Quick math: in a 2BHK with rooms of 120 and 80 sqft and 200 sqft of common area, on ₹40k rent, the larger room pays ₹22k and the smaller ₹18k. Roommate A only paid ₹4k more for a meaningfully better space — everyone wins.
3. By income (rare but legitimate)
Each person pays a share of rent proportional to their income. Works for couples, siblings, or close friends with big income gaps. Requires full transparency about salaries — hard to bring up casually. If you're going to use this, it's a genuine kindness to be explicit about it from day one.
Stuff that's not rent (but causes more arguments)

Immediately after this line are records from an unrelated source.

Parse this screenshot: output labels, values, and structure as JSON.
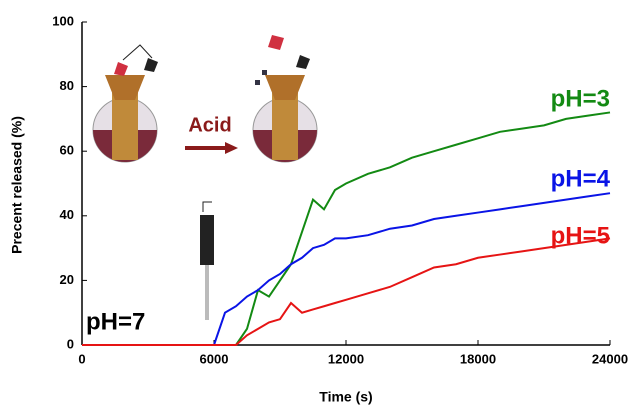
{
  "chart_data": {
    "type": "line",
    "xlabel": "Time (s)",
    "ylabel": "Precent released (%)",
    "annotations": [
      "pH=7",
      "Acid"
    ],
    "x": [
      0,
      1000,
      2000,
      3000,
      4000,
      5000,
      6000,
      6500,
      7000,
      7500,
      8000,
      8500,
      9000,
      9500,
      10000,
      10500,
      11000,
      11500,
      12000,
      13000,
      14000,
      15000,
      16000,
      17000,
      18000,
      19000,
      20000,
      21000,
      22000,
      23000,
      24000
    ],
    "series": [
      {
        "name": "pH=3",
        "color": "#138a13",
        "values": [
          0,
          0,
          0,
          0,
          0,
          0,
          0,
          0,
          0,
          5,
          17,
          15,
          20,
          25,
          35,
          45,
          42,
          48,
          50,
          53,
          55,
          58,
          60,
          62,
          64,
          66,
          67,
          68,
          70,
          71,
          72
        ]
      },
      {
        "name": "pH=4",
        "color": "#0a14e6",
        "values": [
          0,
          0,
          0,
          0,
          0,
          0,
          0,
          10,
          12,
          15,
          17,
          20,
          22,
          25,
          27,
          30,
          31,
          33,
          33,
          34,
          36,
          37,
          39,
          40,
          41,
          42,
          43,
          44,
          45,
          46,
          47
        ]
      },
      {
        "name": "pH=5",
        "color": "#e61414",
        "values": [
          0,
          0,
          0,
          0,
          0,
          0,
          0,
          0,
          0,
          3,
          5,
          7,
          8,
          13,
          10,
          11,
          12,
          13,
          14,
          16,
          18,
          21,
          24,
          25,
          27,
          28,
          29,
          30,
          31,
          32,
          33
        ]
      }
    ],
    "xlim": [
      0,
      24000
    ],
    "xticks": [
      0,
      6000,
      12000,
      18000,
      24000
    ],
    "ylim": [
      0,
      100
    ],
    "yticks": [
      0,
      20,
      40,
      60,
      80,
      100
    ]
  }
}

- Utilities (electricity, water, gas) — if metered and shared, split equally; if peak-summer AC bills creep up, talk about it. We have a full guide on splitting utilities.
- Wi-Fi + cable — split equally, fixed amount
- Society maintenance — split equally
- House help (cook, maid) — split equally if everyone uses them, else by usage
- One-time stuff (RO filter, inverter battery) — split equally, log it in EasySplits or a shared note
Common pitfalls
- Not writing down the split— "I thought we said equal" arguments are real. Even a WhatsApp message screenshot helps.
- Forgetting the deposit — pay your proportional share upfront and document who paid what. When someone moves out, their share comes back to them, not the household.
- Mid-month moves not pro-rated — moving in on the 15th means paying 50% for that month, not full.
- One person paying everything and chasing reimbursements — exhausting after 3 months. Use a tracker so the math is visible to everyone.